How the Red Town came to be

A story of refuge, resilience and return — from a khan's promise of safety to a community that rebuilt itself.

A sanctuary on the river

In the 18th century the rulers of the Quba Khanate invited the Mountain Jews — long settled across the Caucasus — to gather safely on the left bank of the Qudyalchay, opposite Quba. Around 1742 the settlement took shape under the protection of the khan, a rare promise of security in a turbulent age. It was first known simply as the Jewish Settlement (Yevreyskaya Sloboda).

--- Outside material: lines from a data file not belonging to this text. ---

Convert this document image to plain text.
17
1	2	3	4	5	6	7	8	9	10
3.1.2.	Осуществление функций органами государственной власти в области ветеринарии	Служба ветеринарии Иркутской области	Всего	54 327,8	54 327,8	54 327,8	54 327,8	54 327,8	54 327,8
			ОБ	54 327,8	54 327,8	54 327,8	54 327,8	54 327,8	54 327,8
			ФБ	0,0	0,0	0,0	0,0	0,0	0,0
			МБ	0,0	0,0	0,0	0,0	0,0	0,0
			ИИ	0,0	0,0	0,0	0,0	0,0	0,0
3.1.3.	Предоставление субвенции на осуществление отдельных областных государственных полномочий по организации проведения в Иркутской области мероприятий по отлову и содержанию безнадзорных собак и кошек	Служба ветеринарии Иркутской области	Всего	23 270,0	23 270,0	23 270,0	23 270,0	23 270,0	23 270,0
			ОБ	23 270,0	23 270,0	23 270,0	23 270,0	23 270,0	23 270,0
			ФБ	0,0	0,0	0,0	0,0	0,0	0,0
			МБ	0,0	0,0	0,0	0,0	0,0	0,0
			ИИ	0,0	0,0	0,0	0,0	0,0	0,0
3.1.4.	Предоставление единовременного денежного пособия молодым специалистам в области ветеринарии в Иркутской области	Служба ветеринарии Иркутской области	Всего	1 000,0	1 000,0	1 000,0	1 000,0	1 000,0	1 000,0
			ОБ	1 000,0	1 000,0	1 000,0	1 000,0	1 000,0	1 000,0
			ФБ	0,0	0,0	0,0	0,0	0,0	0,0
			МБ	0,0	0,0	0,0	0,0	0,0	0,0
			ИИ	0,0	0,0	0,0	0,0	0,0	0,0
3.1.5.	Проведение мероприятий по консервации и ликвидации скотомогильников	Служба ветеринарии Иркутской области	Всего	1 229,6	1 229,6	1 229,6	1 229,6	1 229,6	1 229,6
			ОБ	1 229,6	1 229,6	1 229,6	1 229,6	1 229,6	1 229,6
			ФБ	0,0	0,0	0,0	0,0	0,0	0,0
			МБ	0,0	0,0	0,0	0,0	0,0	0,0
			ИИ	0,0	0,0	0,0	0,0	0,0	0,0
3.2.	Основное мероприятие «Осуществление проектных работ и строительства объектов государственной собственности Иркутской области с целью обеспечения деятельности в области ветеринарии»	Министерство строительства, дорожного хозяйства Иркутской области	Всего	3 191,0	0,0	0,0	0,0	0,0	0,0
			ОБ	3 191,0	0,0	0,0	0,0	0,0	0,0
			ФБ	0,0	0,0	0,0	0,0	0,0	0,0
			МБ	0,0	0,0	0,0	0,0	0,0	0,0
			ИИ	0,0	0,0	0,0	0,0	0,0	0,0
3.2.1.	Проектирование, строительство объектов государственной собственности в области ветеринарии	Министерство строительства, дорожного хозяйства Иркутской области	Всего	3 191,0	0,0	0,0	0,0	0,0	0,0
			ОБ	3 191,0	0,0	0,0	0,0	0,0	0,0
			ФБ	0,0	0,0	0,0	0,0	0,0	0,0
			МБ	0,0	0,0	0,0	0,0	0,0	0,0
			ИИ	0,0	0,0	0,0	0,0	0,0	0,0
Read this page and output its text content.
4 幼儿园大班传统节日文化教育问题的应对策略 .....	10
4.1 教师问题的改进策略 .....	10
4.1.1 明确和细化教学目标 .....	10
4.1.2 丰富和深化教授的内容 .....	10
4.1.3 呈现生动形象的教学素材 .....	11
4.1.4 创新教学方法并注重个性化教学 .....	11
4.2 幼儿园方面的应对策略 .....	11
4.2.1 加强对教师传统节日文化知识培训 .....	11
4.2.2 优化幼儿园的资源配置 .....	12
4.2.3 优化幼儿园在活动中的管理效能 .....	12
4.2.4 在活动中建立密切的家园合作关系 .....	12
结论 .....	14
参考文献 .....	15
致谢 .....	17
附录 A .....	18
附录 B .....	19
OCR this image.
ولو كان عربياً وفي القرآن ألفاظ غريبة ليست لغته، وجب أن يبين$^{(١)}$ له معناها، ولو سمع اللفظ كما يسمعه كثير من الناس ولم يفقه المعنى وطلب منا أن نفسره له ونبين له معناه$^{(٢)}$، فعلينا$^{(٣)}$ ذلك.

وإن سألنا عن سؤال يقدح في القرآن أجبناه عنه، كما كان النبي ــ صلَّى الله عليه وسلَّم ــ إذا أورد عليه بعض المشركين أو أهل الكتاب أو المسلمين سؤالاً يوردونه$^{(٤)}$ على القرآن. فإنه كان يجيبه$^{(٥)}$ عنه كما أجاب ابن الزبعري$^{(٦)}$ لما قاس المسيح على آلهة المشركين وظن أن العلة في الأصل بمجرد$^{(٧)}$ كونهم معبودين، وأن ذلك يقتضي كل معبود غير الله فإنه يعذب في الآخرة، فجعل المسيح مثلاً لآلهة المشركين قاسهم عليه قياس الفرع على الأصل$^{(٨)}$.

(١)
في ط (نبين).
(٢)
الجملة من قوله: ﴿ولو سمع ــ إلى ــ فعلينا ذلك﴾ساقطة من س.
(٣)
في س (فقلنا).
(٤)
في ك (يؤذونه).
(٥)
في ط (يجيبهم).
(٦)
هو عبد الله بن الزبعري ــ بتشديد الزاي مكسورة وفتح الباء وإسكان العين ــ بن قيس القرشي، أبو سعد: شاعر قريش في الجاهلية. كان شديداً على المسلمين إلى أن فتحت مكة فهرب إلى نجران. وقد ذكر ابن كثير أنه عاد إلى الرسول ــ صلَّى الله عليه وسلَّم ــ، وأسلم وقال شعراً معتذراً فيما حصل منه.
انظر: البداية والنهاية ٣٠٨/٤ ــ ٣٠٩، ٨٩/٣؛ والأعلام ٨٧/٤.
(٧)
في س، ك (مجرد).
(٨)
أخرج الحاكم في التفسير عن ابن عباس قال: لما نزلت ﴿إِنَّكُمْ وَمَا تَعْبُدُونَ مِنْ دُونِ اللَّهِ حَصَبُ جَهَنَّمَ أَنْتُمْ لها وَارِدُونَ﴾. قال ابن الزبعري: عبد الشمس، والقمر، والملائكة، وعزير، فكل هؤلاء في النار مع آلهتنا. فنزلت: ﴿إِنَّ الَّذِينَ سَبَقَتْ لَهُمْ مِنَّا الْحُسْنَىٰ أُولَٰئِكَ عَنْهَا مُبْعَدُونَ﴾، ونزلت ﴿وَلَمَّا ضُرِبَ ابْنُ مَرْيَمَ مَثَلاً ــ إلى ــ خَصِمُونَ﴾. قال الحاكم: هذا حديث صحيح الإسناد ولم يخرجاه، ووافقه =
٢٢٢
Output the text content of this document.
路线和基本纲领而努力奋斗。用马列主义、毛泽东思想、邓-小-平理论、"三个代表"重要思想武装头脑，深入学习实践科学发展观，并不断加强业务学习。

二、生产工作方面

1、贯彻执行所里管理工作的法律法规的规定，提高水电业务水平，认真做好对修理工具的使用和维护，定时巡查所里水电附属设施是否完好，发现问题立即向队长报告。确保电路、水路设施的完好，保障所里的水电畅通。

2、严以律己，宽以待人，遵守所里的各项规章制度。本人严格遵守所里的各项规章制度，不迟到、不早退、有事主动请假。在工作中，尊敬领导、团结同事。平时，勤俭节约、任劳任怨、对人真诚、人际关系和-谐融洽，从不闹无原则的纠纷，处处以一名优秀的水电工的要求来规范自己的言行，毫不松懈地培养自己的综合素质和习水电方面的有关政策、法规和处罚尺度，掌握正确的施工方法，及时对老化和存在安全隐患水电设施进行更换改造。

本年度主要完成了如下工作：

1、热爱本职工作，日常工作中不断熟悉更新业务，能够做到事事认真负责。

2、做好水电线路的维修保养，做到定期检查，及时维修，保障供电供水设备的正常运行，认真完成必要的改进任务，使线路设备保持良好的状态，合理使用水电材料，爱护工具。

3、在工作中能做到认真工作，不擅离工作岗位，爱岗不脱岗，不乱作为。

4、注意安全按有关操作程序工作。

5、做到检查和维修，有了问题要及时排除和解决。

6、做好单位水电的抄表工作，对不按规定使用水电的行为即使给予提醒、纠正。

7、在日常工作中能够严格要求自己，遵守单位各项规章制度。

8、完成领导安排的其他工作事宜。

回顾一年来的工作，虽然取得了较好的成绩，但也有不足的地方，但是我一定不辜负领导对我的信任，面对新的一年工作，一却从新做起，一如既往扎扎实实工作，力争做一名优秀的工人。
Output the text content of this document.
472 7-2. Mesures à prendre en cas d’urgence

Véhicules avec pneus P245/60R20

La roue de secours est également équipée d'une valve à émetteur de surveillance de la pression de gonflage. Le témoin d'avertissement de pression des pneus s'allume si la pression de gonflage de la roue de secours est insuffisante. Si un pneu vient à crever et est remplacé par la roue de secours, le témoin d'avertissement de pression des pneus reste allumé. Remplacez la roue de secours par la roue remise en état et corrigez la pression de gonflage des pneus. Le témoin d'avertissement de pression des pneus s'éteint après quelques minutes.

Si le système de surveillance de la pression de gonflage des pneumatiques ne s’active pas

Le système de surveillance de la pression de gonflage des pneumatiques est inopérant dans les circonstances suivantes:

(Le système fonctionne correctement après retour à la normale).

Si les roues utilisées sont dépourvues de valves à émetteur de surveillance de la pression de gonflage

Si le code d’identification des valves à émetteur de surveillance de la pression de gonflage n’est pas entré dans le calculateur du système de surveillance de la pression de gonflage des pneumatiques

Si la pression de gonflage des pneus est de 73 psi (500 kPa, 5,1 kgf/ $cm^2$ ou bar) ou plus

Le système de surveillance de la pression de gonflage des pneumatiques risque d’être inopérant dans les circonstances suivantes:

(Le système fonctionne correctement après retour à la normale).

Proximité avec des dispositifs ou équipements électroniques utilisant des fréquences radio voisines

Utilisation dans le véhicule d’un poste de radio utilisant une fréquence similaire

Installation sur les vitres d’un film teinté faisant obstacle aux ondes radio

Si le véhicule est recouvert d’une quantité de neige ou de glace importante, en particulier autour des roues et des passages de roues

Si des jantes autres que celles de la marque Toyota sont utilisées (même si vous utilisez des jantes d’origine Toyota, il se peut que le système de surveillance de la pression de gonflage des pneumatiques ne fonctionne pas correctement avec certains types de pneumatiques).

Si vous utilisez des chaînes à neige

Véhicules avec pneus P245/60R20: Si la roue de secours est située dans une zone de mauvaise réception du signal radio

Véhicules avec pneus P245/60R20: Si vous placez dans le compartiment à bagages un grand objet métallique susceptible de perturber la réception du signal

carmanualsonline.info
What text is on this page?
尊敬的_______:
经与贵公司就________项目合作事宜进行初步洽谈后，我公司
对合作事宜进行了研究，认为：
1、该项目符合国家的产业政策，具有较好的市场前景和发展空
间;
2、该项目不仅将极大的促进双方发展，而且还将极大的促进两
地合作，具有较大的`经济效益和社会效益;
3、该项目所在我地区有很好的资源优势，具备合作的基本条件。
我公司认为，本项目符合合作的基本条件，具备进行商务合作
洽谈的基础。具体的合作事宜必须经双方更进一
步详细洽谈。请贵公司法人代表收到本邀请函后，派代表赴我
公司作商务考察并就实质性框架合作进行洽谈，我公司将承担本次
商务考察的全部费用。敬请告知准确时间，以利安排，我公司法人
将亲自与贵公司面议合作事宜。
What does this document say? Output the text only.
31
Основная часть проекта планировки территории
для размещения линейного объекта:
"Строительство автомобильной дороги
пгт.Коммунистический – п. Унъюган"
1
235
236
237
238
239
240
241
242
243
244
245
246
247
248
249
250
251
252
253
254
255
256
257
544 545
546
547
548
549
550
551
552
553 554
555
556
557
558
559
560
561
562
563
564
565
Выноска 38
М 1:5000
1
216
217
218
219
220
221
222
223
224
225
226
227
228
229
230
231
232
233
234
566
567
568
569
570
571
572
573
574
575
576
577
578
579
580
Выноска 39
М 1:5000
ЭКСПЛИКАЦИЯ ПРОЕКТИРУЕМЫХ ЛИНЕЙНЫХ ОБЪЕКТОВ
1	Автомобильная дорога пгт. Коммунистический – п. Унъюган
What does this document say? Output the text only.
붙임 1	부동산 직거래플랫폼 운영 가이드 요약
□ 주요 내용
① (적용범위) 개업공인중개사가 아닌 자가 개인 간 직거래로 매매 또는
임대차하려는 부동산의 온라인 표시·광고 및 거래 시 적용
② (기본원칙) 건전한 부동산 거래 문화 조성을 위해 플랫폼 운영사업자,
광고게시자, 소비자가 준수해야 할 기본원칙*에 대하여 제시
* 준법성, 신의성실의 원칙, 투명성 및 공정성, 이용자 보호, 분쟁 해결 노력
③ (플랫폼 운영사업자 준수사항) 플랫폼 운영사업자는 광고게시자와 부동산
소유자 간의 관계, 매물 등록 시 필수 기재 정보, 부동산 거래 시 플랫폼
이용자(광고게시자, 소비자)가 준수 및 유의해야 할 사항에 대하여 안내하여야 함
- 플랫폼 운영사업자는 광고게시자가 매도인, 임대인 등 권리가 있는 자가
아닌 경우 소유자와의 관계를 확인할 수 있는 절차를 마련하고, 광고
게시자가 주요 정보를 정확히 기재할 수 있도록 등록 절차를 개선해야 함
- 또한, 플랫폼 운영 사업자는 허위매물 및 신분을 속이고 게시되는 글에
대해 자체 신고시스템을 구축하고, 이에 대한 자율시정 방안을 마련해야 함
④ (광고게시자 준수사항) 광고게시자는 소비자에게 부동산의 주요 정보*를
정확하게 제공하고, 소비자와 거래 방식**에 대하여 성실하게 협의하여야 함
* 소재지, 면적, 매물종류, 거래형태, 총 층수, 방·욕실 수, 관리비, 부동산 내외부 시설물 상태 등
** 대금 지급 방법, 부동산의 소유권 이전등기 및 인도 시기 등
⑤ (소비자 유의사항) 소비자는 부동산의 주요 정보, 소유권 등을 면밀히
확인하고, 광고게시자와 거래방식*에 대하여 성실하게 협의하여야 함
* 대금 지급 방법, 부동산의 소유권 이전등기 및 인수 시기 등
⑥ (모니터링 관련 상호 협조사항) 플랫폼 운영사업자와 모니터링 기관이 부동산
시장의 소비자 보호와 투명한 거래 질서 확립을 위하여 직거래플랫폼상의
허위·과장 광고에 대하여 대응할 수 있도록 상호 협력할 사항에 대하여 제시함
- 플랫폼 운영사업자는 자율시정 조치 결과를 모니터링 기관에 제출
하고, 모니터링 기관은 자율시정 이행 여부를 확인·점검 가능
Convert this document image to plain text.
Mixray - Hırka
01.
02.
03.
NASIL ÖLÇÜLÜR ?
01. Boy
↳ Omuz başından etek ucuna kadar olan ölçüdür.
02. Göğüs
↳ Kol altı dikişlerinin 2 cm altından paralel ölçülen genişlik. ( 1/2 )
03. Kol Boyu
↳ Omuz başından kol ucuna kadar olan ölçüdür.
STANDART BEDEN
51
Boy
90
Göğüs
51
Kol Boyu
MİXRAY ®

From Jewish Settlement to Red Town

The town grew into a thriving centre of Mountain Jewish life, with dozens of synagogues, schools and trades. In the Soviet 1920s–30s it was renamed Krasnaya Sloboda — the Red Settlement — the name it still carries, alongside its Azerbaijani name, Qırmızı Qəsəbə.

A golden age

For generations the town flourished as one of the great hubs of the Juhuro world, famed for its synagogues, its tanners and merchants, and a community life lived almost entirely in the Juhuri language — something found nowhere else on earth.

Departure and return

After 1990 many families emigrated to Israel, Moscow and the United States, and the population fell. Yet the bond with home held. Successful natives returned to restore what time had worn, reopening synagogues and building anew — and the town lives on, fullest of all each summer when the diaspora comes back.

Milestones

  1. c. 1742

    The settlement is founded under the protection of the Quba Khan.

  2. 1888

    The Six-Dome Synagogue is built, a landmark of the town.

  3. 1920s

    Renamed Krasnaya Sloboda — the Red Settlement — in the Soviet era.

  4. 1990s

    Waves of emigration to Israel, Moscow and New York.

  5. 2020

    The first Museum of Mountain Jews opens in a restored synagogue.